Un procès historique ultra sous tension prévu pour 2027

Aujourd’hui, l’heure des comptes a officiellement sonné. La chaîne WHSV confirme que la justice américaine ne compte faire aucun cadeau à ces criminels.

Après l’accord décisif de la Cour européenne des droits de l’homme, Valerie et Gary ont été renvoyés aux États-Unis l’année dernière. Ils viennent d’apprendre que leur procès XXL se tiendra le 1er février 2027 en Virginie.

Ils devront répondre de 16 chefs d’accusation gravissimes, incluant la tentative de meurtre, et risquent de passer le restant de leurs jours à l’ombre.

Dans un ultime retournement de situation, Jennifer Amnott a accepté de témoigner contre son ancienne « gourou », plaidant avoir été la victime d’une manipulation mentale destructrice.
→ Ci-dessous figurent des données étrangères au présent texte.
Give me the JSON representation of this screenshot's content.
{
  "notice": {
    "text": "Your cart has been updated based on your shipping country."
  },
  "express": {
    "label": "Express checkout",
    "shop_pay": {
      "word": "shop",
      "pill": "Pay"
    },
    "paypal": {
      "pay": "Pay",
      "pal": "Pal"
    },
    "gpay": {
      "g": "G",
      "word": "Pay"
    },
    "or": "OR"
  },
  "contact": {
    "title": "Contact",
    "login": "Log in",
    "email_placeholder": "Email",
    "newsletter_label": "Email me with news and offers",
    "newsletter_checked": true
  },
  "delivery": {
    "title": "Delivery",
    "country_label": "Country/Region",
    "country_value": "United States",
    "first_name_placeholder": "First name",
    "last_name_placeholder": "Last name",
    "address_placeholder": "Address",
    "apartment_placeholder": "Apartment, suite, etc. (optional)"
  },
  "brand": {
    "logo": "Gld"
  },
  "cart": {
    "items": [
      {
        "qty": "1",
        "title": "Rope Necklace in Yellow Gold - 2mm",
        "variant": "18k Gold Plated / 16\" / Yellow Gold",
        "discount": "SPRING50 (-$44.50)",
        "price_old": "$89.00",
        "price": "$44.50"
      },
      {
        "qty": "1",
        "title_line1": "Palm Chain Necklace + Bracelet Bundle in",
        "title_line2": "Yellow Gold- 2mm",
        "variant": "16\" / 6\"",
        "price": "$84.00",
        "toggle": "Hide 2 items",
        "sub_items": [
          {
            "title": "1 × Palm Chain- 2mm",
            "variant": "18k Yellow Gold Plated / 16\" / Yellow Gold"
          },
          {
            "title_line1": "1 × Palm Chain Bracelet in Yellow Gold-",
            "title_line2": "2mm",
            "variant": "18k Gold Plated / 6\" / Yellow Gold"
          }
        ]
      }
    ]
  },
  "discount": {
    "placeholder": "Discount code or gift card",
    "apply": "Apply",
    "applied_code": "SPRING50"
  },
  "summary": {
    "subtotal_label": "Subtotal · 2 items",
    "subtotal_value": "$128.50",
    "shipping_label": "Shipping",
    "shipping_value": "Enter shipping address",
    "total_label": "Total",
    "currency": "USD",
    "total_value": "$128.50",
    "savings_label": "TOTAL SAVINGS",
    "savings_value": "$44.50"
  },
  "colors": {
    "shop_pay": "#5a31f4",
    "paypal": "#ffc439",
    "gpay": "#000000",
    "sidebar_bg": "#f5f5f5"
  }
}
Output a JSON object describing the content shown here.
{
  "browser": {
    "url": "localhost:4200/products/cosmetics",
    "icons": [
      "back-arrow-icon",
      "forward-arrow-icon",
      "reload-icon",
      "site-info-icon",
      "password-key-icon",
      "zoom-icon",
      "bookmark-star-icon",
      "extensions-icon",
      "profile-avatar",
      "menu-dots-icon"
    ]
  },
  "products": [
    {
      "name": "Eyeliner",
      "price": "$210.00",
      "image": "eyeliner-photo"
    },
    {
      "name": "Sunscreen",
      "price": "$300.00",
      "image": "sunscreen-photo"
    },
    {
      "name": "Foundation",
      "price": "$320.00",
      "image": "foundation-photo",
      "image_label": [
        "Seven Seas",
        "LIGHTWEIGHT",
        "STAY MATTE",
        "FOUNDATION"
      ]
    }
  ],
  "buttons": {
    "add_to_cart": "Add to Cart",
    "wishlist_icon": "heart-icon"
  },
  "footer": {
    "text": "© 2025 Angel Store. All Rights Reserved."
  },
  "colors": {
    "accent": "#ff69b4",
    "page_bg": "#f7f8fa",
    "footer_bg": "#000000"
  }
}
Les trois enfants de Valerie, qui sont désormais adultes, seront eux aussi à la barre. Ils devront revivre ce traumatisme face à une mère prête à sacrifier de multiples vies innocentes pour continuer à jouer les espionnes.

Mais au-delà du verdict à venir, c’est bien la puissance de cette manipulation psychologique qui prouve définitivement que les monstres les plus dangereux se cachent souvent derrière le visage d’un simple ami.